A deceased human adult is heavy and usually must be carried to a designated place of burial or cremation. Even when mechanical means of transportation are used, the dead body must be transferred from the place of death to the vehicle and from the vehicle to the burial or cremation site. Out of respect for the dead person, this transfer is usually performed by other humans.

Morticians are required to move corpses many times during the course of body preparation and funerals. Although there were no studies found that addressed this issue, low-back pain and injury is associated with prolonged repetitive lifting of heavy objects. There are lifting devices available which can assist with these types of lifts.

Chemical Hazards

Embalming procedures introduce a number of potent chemicals into the workspace of funeral workers.
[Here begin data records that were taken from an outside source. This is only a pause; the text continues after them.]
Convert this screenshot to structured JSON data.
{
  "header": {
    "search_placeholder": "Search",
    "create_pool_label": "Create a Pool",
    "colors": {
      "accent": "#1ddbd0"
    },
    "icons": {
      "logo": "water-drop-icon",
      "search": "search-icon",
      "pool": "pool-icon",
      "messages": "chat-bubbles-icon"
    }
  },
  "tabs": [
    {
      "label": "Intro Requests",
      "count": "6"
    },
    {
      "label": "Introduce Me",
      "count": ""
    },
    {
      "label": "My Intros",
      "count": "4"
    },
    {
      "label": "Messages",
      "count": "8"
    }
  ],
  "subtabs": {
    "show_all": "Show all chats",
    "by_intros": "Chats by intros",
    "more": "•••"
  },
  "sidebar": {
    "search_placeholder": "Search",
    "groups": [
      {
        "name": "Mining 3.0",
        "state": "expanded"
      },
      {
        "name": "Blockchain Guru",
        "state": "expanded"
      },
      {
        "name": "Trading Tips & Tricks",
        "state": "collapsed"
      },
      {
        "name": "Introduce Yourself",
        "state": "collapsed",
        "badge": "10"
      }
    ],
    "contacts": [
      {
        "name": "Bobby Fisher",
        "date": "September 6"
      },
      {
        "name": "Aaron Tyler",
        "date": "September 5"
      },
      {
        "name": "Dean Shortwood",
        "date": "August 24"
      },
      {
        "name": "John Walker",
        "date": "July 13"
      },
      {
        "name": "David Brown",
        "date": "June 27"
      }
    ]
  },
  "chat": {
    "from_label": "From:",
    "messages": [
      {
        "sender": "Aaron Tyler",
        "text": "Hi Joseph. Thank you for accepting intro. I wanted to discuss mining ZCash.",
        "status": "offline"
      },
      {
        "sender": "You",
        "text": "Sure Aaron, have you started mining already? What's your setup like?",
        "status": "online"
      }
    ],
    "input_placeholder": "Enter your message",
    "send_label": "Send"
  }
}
Perhaps the most widely used and toxic of these is formaldehyde. Formaldehyde is irritating to the mucous membranes, the eyes, the nasal lining and the respiratory system, and has been associated with mutagenic cell changes and the development of cancer, as well as occupational asthma. During the past several decades the occupational exposure level associated with no adverse effects has been consistently lowered. Current 8-hour time-weighted average permissible exposure limits range from 0.5 ppm in Germany, Japan, Norway, Sweden and Switzerland to 5 ppm in Egypt and Taiwan (IARC 1995c). Formaldehyde levels between 0.15 and 4.3 ppm, with instantaneous levels as high as 6.6 ppm, have been reported for individual embalmings. An embalming typically takes between 1 and 2 hours. Additional formaldehyde exposure is associated with the application of embalming creams and drying and hardening powders, and during spills.
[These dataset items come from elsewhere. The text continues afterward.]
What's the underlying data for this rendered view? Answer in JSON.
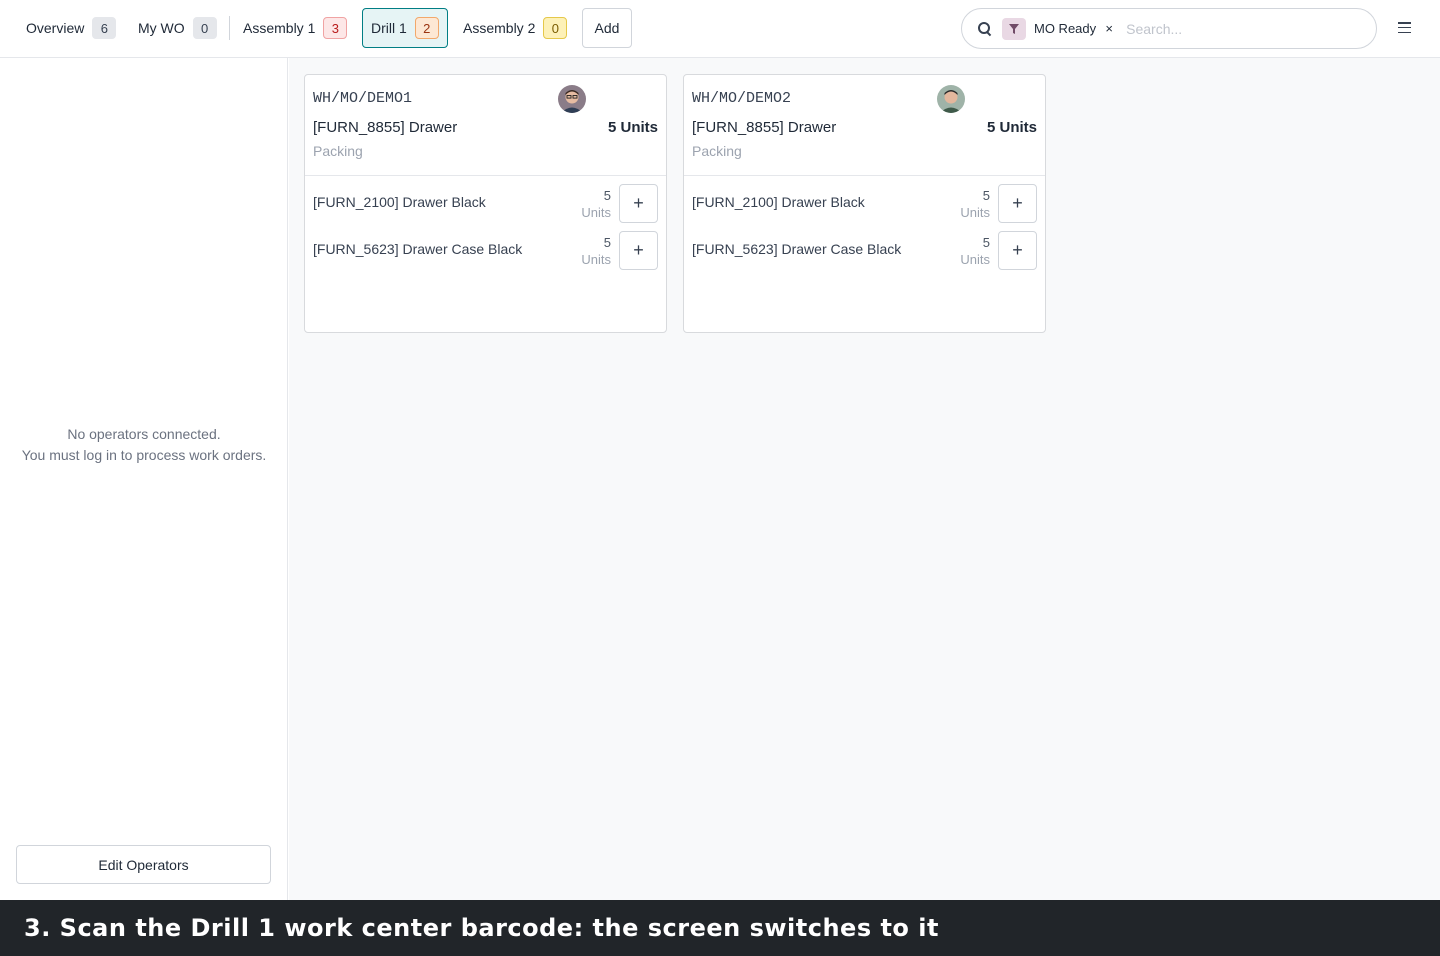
{
  "tabs": [
    {
      "label": "Overview",
      "count": "6"
    },
    {
      "label": "My WO",
      "count": "0"
    },
    {
      "label": "Assembly 1",
      "count": "3"
    },
    {
      "label": "Drill 1",
      "count": "2"
    },
    {
      "label": "Assembly 2",
      "count": "0"
    }
  ],
  "add_label": "Add",
  "search": {
    "facet_label": "MO Ready",
    "facet_close": "×",
    "placeholder": "Search..."
  },
  "sidebar": {
    "no_operators_line1": "No operators connected.",
    "no_operators_line2": "You must log in to process work orders.",
    "edit_operators_label": "Edit Operators"
  },
  "cards": [
    {
      "ref": "WH/MO/DEMO1",
      "product": "[FURN_8855] Drawer",
      "qty": "5 Units",
      "step": "Packing",
      "components": [
        {
          "name": "[FURN_2100] Drawer Black",
          "qty": "5",
          "uom": "Units"
        },
        {
          "name": "[FURN_5623] Drawer Case Black",
          "qty": "5",
          "uom": "Units"
        }
      ]
    },
    {
      "ref": "WH/MO/DEMO2",
      "product": "[FURN_8855] Drawer",
      "qty": "5 Units",
      "step": "Packing",
      "components": [
        {
          "name": "[FURN_2100] Drawer Black",
          "qty": "5",
          "uom": "Units"
        },
        {
          "name": "[FURN_5623] Drawer Case Black",
          "qty": "5",
          "uom": "Units"
        }
      ]
    }
  ],
  "plus_label": "+",
  "caption": "3. Scan the Drill 1 work center barcode: the screen switches to it",
  "colors": {
    "accent": "#017e84",
    "active_tab_bg": "#e6f4f5",
    "caption_bg": "#212529"
  },
  "icons": [
    "search-icon",
    "filter-icon",
    "close-icon",
    "hamburger-menu-icon",
    "avatar",
    "plus-icon"
  ]
}
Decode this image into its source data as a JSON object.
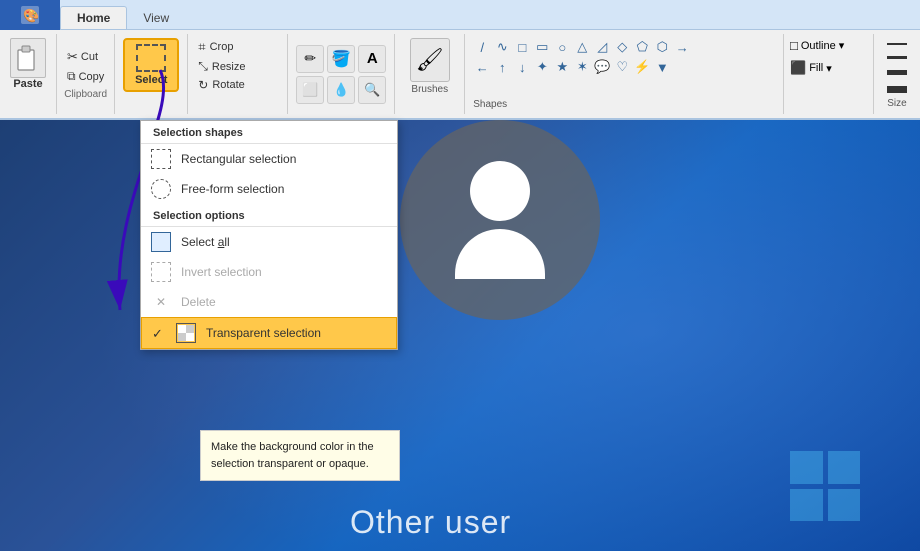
{
  "app": {
    "title": "Paint",
    "tab_home": "Home",
    "tab_view": "View"
  },
  "ribbon": {
    "clipboard_label": "Clipboard",
    "shapes_label": "Shapes",
    "paste_label": "Paste",
    "cut_label": "Cut",
    "copy_label": "Copy",
    "select_label": "Select",
    "crop_label": "Crop",
    "resize_label": "Resize",
    "rotate_label": "Rotate",
    "brushes_label": "Brushes",
    "outline_label": "Outline",
    "fill_label": "Fill",
    "size_label": "Size"
  },
  "dropdown": {
    "section1_header": "Selection shapes",
    "item_rectangular": "Rectangular selection",
    "item_freeform": "Free-form selection",
    "section2_header": "Selection options",
    "item_select_all": "Select all",
    "item_invert": "Invert selection",
    "item_delete": "Delete",
    "item_transparent": "Transparent selection",
    "transparent_checked": true
  },
  "tooltip": {
    "text": "Make the background color in the selection transparent or opaque."
  },
  "user_section": {
    "other_user_label": "Other user"
  }
}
Rats that have been chronically exposed to 6 to 15 ppm of formaldehyde (Albert et al. 1982; Kerns et al. 1982; Tobe et al. 1985), or repeatedly exposed to 20 ppm for 15-minute periods (Feron et al. 1988), have developed nasal carcinomas (Hayes et al. 1990). The IARC reports limited epidemiological evidence for an association between formaldehyde exposure in industry and the development of human nasal and pharyngeal cancers (Olsen and Asnaes 1986; Hayes et al. 1986; Roush et al. 1987; Vaughan et al. 1986; Blair et al. 1986; Stayner et al. 1988). Several studies of morticians, however, have reported an increased incidence of leukaemias and brain tumours (Levine, Andjelkovich and Shaw 1984; Walrath and Fraumeni 1983). In addition to the carcinogenic effects, formaldehyde is irritating to the mucous membranes and has been considered a strong sensitizer in the development of adult-onset asthma. The mechanism or mechanisms by which formaldehyde precipitates asthma are even less well characterized than its role in the development of cancer.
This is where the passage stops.